Buy in the UK | Buy in Canada

THE VAGABOND CLOWN is the 13th book in the Nicholas Bracewell series. Life for Lord Westfield’s Men has been good. They have a reputation for being a talented group of actors as well as the support of their patron. Then things go terribly wrong. During a performance of their newest play, a fight breaks out. During the scuffle, Barnaby Gill, the troupe’s clown breaks his leg. After the spectators leave the theater and the clean up begins, Bracewell finds a body in the stands. The body remains a mystery simply because even once it has a name (Fortunatus Hope) nothing is known about him.

The excessive damage to the theater causes the landlord to throw Lord Westfield’s Men out of the theater. They decide to replace Gill, until his leg heals, and begin their tour of the Kent countryside early. They hire Gideon Mussett as the replacement clown, Gill’s bitter enemy. Unfortunately for the troupe, he has a history of being a troublemaker and has no plans to reform. As they begin their journey, attacks upon Mussett and the rest of the troupe begin. Bracewell must find the mastermind behind these attacks and Hope’s murder before he loses one of his prized actors.

During this period, clowns were the masters of physical humor. They were vital to both comedies and dramas alike. In dramas, they were to allow a moment of freedom from the depression that type of play produced. See for example the porter in Macbeth; he allows the tension to disperse before the drama continues. Marston takes the role of the clown and uses it in daily interactions. Mussett is always involved in bits of physical humor, which although funny is also not realistic in normal life. Gill on the other hand, the best of the clowns, is also a sarcastic bitter person. This type of character tends to be considered the funniest by most modern readers. By presenting two different types of humor, Marston has made sure there is something for everyone.

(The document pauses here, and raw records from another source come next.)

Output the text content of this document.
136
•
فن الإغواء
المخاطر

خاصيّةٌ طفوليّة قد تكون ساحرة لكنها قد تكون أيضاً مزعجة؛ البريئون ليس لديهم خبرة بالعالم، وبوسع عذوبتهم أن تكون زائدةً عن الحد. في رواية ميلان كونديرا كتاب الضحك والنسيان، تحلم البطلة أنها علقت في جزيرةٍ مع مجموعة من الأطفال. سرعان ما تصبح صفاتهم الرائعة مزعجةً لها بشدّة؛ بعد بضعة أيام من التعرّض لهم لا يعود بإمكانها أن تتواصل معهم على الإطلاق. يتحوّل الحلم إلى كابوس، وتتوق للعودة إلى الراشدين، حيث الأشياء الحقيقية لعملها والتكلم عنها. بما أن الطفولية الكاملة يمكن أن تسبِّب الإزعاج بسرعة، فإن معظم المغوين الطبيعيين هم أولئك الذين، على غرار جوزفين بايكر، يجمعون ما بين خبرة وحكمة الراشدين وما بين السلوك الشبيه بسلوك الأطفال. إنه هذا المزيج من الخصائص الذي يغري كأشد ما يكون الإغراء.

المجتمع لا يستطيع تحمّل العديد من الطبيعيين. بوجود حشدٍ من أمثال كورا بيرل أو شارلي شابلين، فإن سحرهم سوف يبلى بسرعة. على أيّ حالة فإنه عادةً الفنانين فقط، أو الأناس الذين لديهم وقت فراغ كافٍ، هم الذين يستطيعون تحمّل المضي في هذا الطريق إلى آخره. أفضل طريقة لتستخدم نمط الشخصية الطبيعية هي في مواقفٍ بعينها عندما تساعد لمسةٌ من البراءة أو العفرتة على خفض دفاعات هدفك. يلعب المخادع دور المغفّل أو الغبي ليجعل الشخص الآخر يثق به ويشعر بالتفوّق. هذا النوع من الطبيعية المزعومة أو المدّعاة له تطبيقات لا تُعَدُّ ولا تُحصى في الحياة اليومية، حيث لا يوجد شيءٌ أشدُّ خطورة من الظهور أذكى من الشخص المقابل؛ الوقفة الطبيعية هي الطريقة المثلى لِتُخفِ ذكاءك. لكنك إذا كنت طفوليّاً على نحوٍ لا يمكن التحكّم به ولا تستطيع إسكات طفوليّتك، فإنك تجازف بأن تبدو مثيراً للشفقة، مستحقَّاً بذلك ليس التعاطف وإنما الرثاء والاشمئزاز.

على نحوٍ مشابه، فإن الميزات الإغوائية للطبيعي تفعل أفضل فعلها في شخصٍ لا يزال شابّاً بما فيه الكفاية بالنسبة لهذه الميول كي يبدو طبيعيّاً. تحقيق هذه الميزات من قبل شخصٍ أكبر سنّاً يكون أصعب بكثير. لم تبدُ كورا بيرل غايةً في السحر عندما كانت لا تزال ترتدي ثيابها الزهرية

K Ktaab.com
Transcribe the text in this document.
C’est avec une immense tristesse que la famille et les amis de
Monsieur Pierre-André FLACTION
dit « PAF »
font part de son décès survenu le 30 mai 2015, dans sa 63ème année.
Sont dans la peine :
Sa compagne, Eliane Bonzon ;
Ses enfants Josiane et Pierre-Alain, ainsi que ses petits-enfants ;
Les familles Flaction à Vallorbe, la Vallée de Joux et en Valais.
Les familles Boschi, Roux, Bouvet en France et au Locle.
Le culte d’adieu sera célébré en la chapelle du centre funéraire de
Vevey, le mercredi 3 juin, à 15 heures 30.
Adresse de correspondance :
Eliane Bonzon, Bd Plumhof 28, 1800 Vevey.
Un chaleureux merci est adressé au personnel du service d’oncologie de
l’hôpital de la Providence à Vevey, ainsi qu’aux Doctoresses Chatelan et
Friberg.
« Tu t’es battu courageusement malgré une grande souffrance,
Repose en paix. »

Historical mysteries tend to fall into two categories; those that are boring due to all of the detail and explanation about a different time period and those that leave a little more to the imagination and focus more on moving forward. THE VAGABOND CLOWN falls into the second category. Although the setting is obviously in the past, there are not a lot of references to events most non-historians are unfamiliar with, nor are there numerous tangents regarding events completely unconnected with the plot. The characters do use phrases that seem archaic to a modern reader; however, they do not speak using silted words from the past. Marston has created a mystery series that manage to seem both timeless and historical simultaneously. This is an amazing feat for any writer and Marston should be proud of this accomplishment.